Back in the days of the army – actually that was just 2 years old but I like to make it sound real long ago – we always had different courses to attend, different software systems to use. And they always have these crazy contrived acronyms that would sound nice (some failed). I always imagine a bunch of people brainstorming a name for the product, then subsequently spend 5 times longer to figure how to have the long form fit the acronym. And one would go, “how about COURAGE?” Then a bunch of people start writing down what can COURAGE possibly stand for only to get rejected one by one and move on to try PRIDEST or something. The whole procedure is iterative.

So much time spent on a contrived acronym. And everyone chipped in. I give the silliest acronym as much of my interest lies in finishing my program, my book, my whatever, just anything but the acronym. I can’t be bothered. I think Microsoft SQL Server 2008 Express Edition Service Pack 1 is fine. And I think calling (EDIT: I fell asleep here.)

Oh I digressed too much. Anyway, CAPTCHA actually stands for “Completely Automated Public Turing test to tell Computers and Humans Apart”.

“We decided to ship the Windows 7 code as Windows 6.1”

And so… Windows 7 is the name for the new version of Windows, the successor of Windows Vista. The thing is… It actually is Windows 6.1 if you check system properties and this has been confirmed by the Windows Team Blog. I don’t think it’s that great an idea honestly. I prefer the marketing version number to coincide with the development version number.

we decided to ship the Windows 7 code as Windows 6.1

Windows 2000 code was 5.0 and then we shipped Windows XP as 5.1, even though it was a major release we didn’t’ want to change code version numbers to maximize application compatibility.

That brings us to Windows Vista, which is 6.0. So we see Windows 7 as our next logical significant release and 7th in the family of Windows releases.

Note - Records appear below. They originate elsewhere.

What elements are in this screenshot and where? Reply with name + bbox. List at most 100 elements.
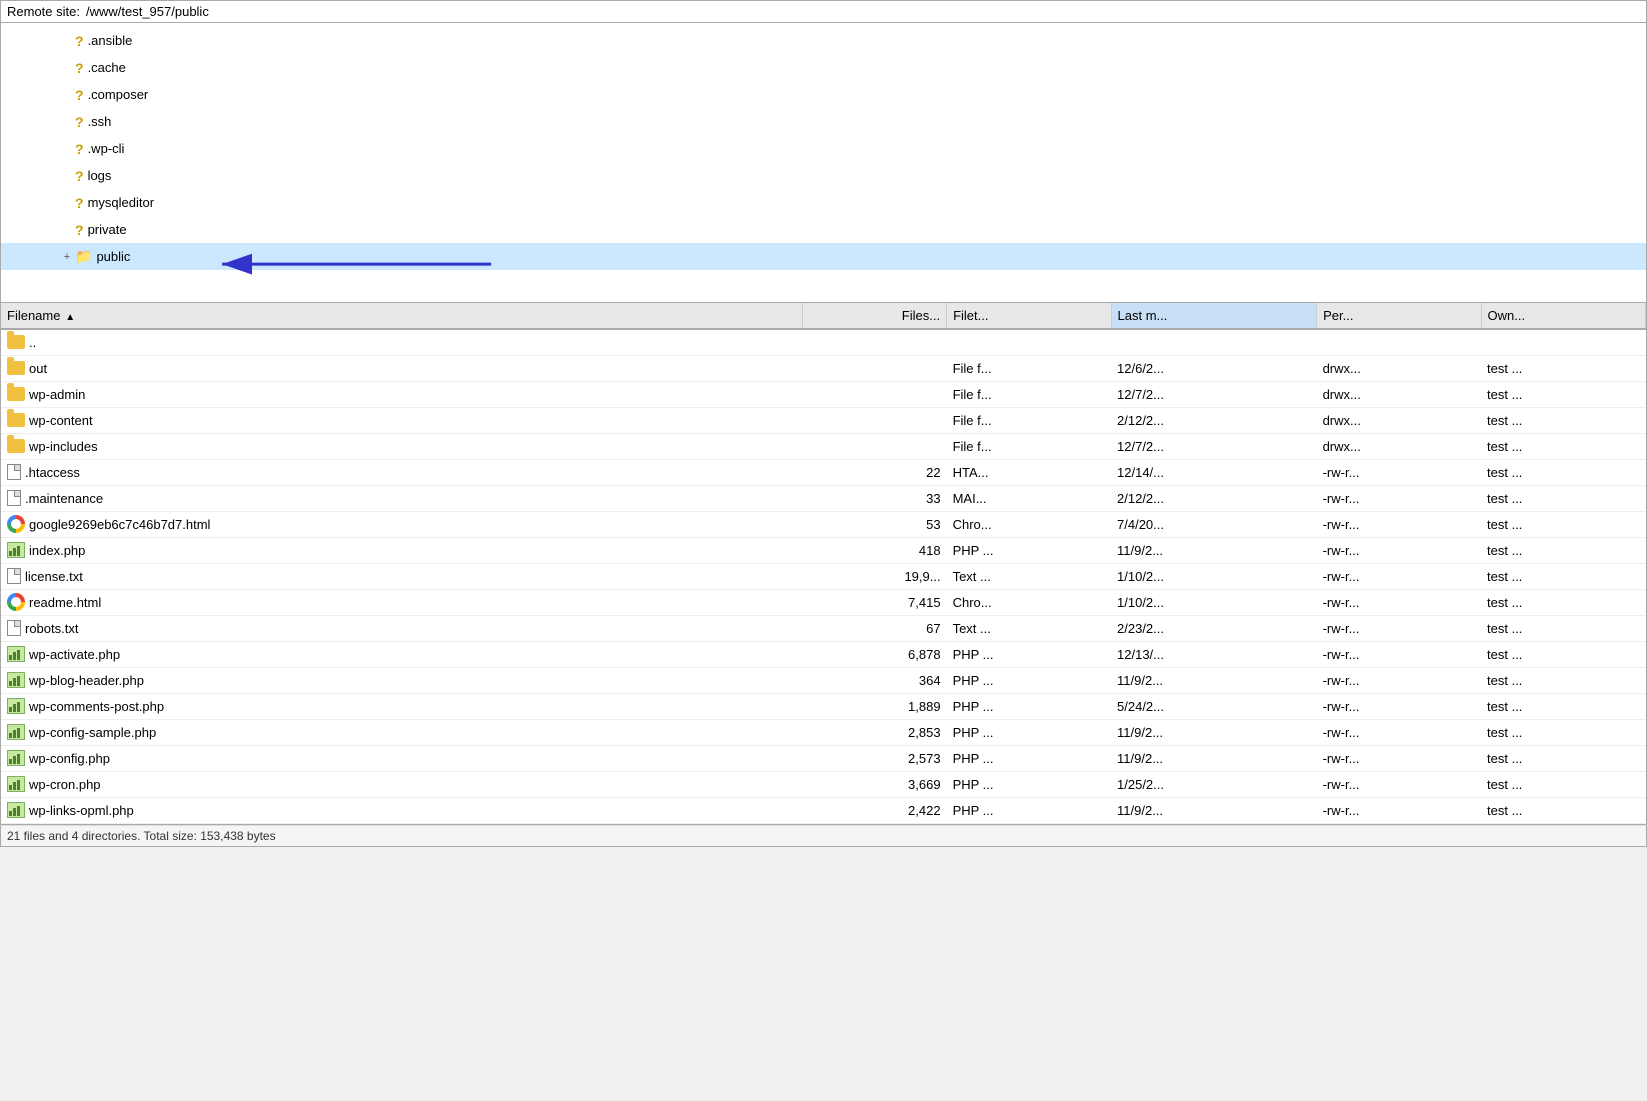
cell-size: 7,415 [803, 589, 947, 615]
cell-perms: drwx... [1317, 355, 1481, 381]
php-icon [7, 750, 25, 766]
cell-lastmod: 12/7/2... [1111, 433, 1317, 459]
cell-owner: test ... [1481, 407, 1645, 433]
table-row[interactable]: wp-includesFile f...12/7/2...drwx...test… [1, 433, 1646, 459]
cell-type: File f... [947, 433, 1111, 459]
table-row[interactable]: .. [1, 329, 1646, 355]
unknown-icon: ? [75, 195, 84, 211]
php-svg [8, 543, 24, 557]
table-row[interactable]: index.php418PHP ...11/9/2...-rw-r...test… [1, 537, 1646, 563]
col-header-lastmod[interactable]: Last m... [1111, 303, 1317, 329]
col-header-perms[interactable]: Per... [1317, 303, 1481, 329]
cell-owner [1481, 329, 1645, 355]
php-icon [7, 646, 25, 662]
cell-type: PHP ... [947, 641, 1111, 667]
tree-item-.cache[interactable]: ?.cache [1, 54, 1646, 81]
filename-label: .. [29, 335, 36, 350]
unknown-icon: ? [75, 87, 84, 103]
cell-type: Text ... [947, 563, 1111, 589]
table-row[interactable]: .maintenance33MAI...2/12/2...-rw-r...tes… [1, 485, 1646, 511]
cell-perms: -rw-r... [1317, 485, 1481, 511]
tree-item-label: logs [88, 168, 112, 183]
table-row[interactable]: wp-links-opml.php2,422PHP ...11/9/2...-r… [1, 797, 1646, 823]
col-header-filename[interactable]: Filename ▲ [1, 303, 803, 329]
cell-type [947, 329, 1111, 355]
table-row[interactable]: wp-cron.php3,669PHP ...1/25/2...-rw-r...… [1, 771, 1646, 797]
table-row[interactable]: wp-config-sample.php2,853PHP ...11/9/2..… [1, 719, 1646, 745]
cell-size: 2,853 [803, 719, 947, 745]
table-row[interactable]: wp-blog-header.php364PHP ...11/9/2...-rw… [1, 667, 1646, 693]
php-icon [7, 802, 25, 818]
table-row[interactable]: robots.txt67Text ...2/23/2...-rw-r...tes… [1, 615, 1646, 641]
unknown-icon: ? [75, 33, 84, 49]
cell-type: HTA... [947, 459, 1111, 485]
tree-item-.composer[interactable]: ? .composer [1, 81, 1646, 108]
cell-size [803, 355, 947, 381]
cell-owner: test ... [1481, 719, 1645, 745]
col-label-filetype: Filet... [953, 308, 988, 323]
col-header-filesize[interactable]: Files... [803, 303, 947, 329]
table-row[interactable]: .htaccess22HTA...12/14/...-rw-r...test .… [1, 459, 1646, 485]
remote-site-label: Remote site: [7, 4, 80, 19]
table-row[interactable]: readme.html7,415Chro...1/10/2...-rw-r...… [1, 589, 1646, 615]
folder-icon [7, 413, 25, 427]
table-row[interactable]: google9269eb6c7c46b7d7.html53Chro...7/4/… [1, 511, 1646, 537]
cell-lastmod: 1/10/2... [1111, 589, 1317, 615]
cell-lastmod: 11/9/2... [1111, 797, 1317, 823]
table-row[interactable]: license.txt19,9...Text ...1/10/2...-rw-r… [1, 563, 1646, 589]
cell-size: 53 [803, 511, 947, 537]
php-svg [8, 777, 24, 791]
cell-size: 3,669 [803, 771, 947, 797]
cell-size: 6,878 [803, 641, 947, 667]
table-row[interactable]: wp-adminFile f...12/7/2...drwx...test ..… [1, 381, 1646, 407]
folder-icon [7, 387, 25, 401]
tree-item-.ansible[interactable]: ?.ansible [1, 27, 1646, 54]
cell-type: File f... [947, 381, 1111, 407]
cell-type: MAI... [947, 485, 1111, 511]
cell-type: Chro... [947, 511, 1111, 537]
cell-lastmod: 12/6/2... [1111, 355, 1317, 381]
table-row[interactable]: outFile f...12/6/2...drwx...test ... [1, 355, 1646, 381]
tree-item-label: .composer [88, 87, 149, 102]
table-row[interactable]: wp-activate.php6,878PHP ...12/13/...-rw-… [1, 641, 1646, 667]
cell-owner: test ... [1481, 381, 1645, 407]
cell-type: PHP ... [947, 537, 1111, 563]
filename-label: wp-blog-header.php [29, 673, 144, 688]
table-row[interactable]: wp-comments-post.php1,889PHP ...5/24/2..… [1, 693, 1646, 719]
tree-item-public[interactable]: +📁public [1, 243, 1646, 270]
filename-label: wp-config.php [29, 751, 110, 766]
cell-lastmod [1111, 329, 1317, 355]
cell-type: File f... [947, 355, 1111, 381]
col-header-owner[interactable]: Own... [1481, 303, 1645, 329]
tree-item-label: mysqleditor [88, 195, 154, 210]
php-svg [8, 673, 24, 687]
folder-icon [7, 335, 25, 349]
tree-item-mysqleditor[interactable]: ? mysqleditor [1, 189, 1646, 216]
file-icon [7, 464, 21, 480]
filename-label: index.php [29, 543, 85, 558]
cell-perms: -rw-r... [1317, 589, 1481, 615]
table-row[interactable]: wp-config.php2,573PHP ...11/9/2...-rw-r.… [1, 745, 1646, 771]
cell-lastmod: 7/4/20... [1111, 511, 1317, 537]
expand-icon[interactable]: + [61, 251, 73, 263]
tree-item-logs[interactable]: ?logs [1, 162, 1646, 189]
cell-size: 2,573 [803, 745, 947, 771]
tree-item-.ssh[interactable]: ?.ssh [1, 108, 1646, 135]
cell-size: 22 [803, 459, 947, 485]
tree-item-.wp-cli[interactable]: ?.wp-cli [1, 135, 1646, 162]
cell-perms: -rw-r... [1317, 459, 1481, 485]
php-svg [8, 803, 24, 817]
cell-perms: drwx... [1317, 407, 1481, 433]
tree-item-label: .wp-cli [88, 141, 125, 156]
tree-item-private[interactable]: ?private [1, 216, 1646, 243]
cell-lastmod: 2/23/2... [1111, 615, 1317, 641]
table-row[interactable]: wp-contentFile f...2/12/2...drwx...test … [1, 407, 1646, 433]
cell-size [803, 381, 947, 407]
cell-owner: test ... [1481, 459, 1645, 485]
cell-type: PHP ... [947, 797, 1111, 823]
cell-size [803, 407, 947, 433]
col-header-filetype[interactable]: Filet... [947, 303, 1111, 329]
filename-label: wp-config-sample.php [29, 725, 156, 740]
php-icon [7, 698, 25, 714]
col-label-filesize: Files... [902, 308, 940, 323]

We learned a lot about using 5.1 for XP and how that helped developers with version checking for API compatibility. We also had the lesson reinforced when we applied the version number in the Windows Vista code as Windows 6.0– that changing basic version numbers can cause application compatibility issues.

So we decided to ship the Windows 7 code as Windows 6.1 – which is what you will see in the actual version of the product in cmd.exe or computer properties.

There’s been some fodder about whether using 6.1 in the code is an indicator of the relevance of Windows 7. It is not. (Source: Windows Team Blog)

In the case, I think it would be better to just call Windows 6.1 Windows 7. I think it’s clearer for developers who are going to start using the Windows platform.

Strange Chinese names

I always knew some celebrities have the strangest names. These two are choices for food: Fruit Chan and Noodle Cheng.

Fruit Chan

Fruit Chan Gor (traditional Chinese: 陳果) is an independent Hong Kong screenwriter, film director and producer, who is best known for his style of film reflecting the everyday life of Hong Kong people.

Fruit Chan and Bai Ling

(Fruit Chan and Bai Ling. Image from ViewImages.)

Noodle Cheng

Ekin Cheng Yee-Kin is a Hong Kong actor and Cantopop singer. Earlier in his career he was known as Noodle Cheng, though he has now reverted to a more conventional-sounding first name. Sometimes he uses Dior (because that was what it sounded like when his younger sister tried to call him) as a first name but usually Ekin is the name used.